Carter v. Carter

Mellitz, J.

(dissenting). To be entitled to the relief she sought, the plaintiff was obliged to furnish a basis for quasi in rem jurisdiction by a valid attachment of the defendant’s property. The pertinent statutes, with which strict compliance was required for this purpose, were General Statutes § 52-281, relating to an application and order for an attachment during the pendency of an action, § 52-285, prescribing the manner in which an attachment of real estate must be made, and § 52-284, dealing with the service of process which is required in order that an attachment against the estate of a nonresident may become effective. Pursuant to § 52-281, the plaintiff applied to, and obtained from, a judge of the Superior Court an order for the attachment of the estate of the defendant and for the service of an attested copy of the application and order upon the defendant by registered mail. A return of service, showing compliance with this order, was made by a sheriff. The return recited that he attached real estate owned by the defendant in Green*246wich, in the manner prescribed by § 52-285, and that he sent the specified documents to the defendant by registered mail, as commanded in the order, within the time prescribed. The question is whether compliance with the provisions of § 52-284 required also that the return, or the record otherwise, show that there was no person in charge or possession of the estate attached.

Section 52-284 provides that a copy of the process and complaint, with a return describing the estate attached, shall be left by the officer with the agent or attorney of the defendant in this state; if the defendant has no agent or attorney within this state, a like copy shall be left with the person in charge or possession of the estate attached; and, if there is no person in charge or possession of the estate attached, the court before which the action is returnable or any judge thereof may order such notice of the commencement or pendency of the action to be given the defendant as the court or the judge deems reasonable. Thus, absence of some person in charge or possession of the estate attached is a prerequisite to the issuance of an order of notice by the court or a judge thereof and to the validity of service pursuant to the order of notice. When the application is made to a judge, the question whether the conditions are present to authorize the issuance of such an order of notice is for the determination of the judge. If the conditions prerequisite to such an order are, in fact, not present, and the order is issued, the action may be abated; Mendrochowicz v. Wolfe, 139 Conn. 506, 512, 95 A.2d 260; but if the issue is raised, evidence may be introduced to show that the prerequisite conditions actually existed, although the officer’s return is silent on the subject. See Reade v. In*247demnity Ins. Co., 121 Conn. 309, 312, 184 A. 646.

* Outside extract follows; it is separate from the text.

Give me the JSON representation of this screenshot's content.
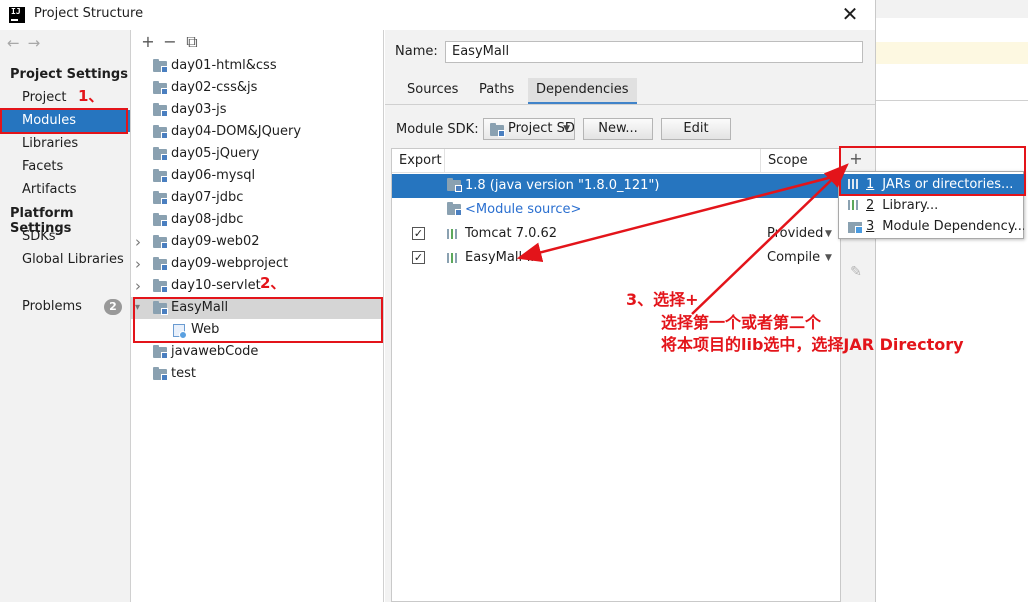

The defendant in the instant case filed a motion to erase and dismiss but did not raise this issue. I can see no reason why a plaintiff who, seeking an order for the attachment of the property of a nonresident, knows that there is no one in charge or possession of that property may not, under the provisions of § 52-284, represent that fact to the judge to whom the application is made and, as here, obtain an order for an attachment and at the same time an order for sendee on the defendant of a notice of the pendency of the action, as required by § 52-284. Nor am I aware of any authority for a requirement that a particular procedure must be followed by the judge in order that he may exercise the discretion vested in him by the statute to issue an order of notice where he is satisfied that there is no one in charge or possession of the property. The statement made in Fosdick v. Roberson, 91 Conn. 571, 578, 100 A. 1059, that before such an order of notice may be issued, some inquiry must be made by the court and the court must find, after hearing evidence, that no person was in charge or possession of the estate attached, was made when the statute provided that only the court before which the action was returnable was authorized to issue an order of notice. There the order of notice had been issued by an assistant clerk, and the opinion emphasized that the notice was required to be prescribed by the court and to be what the court deemed reasonable, not what the clerk of the court or the plaintiff deemed reasonable. The statement in the opinion may still be appropriate in cases where the application for the order of notice is made to the court. After the Fosdick case, supra, the statute was amended to provide that the order of notice *248could be issued not only by tbe court but by a judge of the court and could be such notice as the judge deems reasonable. Cum. Sup. 1953, § 2397c. Failure of the officer’s return to recite that there was no person in charge or possession of the property is not fatal, and the service by an order of notice will be proper if it is shown, in the event the issue is raised, that in fact there was no person in charge or possession of the property attached. The return of the officer is required to show fully and clearly the manner in which the service was made and compliance with the directions of the order for service. The return here fulfilled these requirements.

In my view, the record establishes that a valid attachment was made of the defendant’s property and that the plaintiff laid the basis for the exercise by the court of its jurisdiction, quasi in rem, to enter the orders for alimony and support.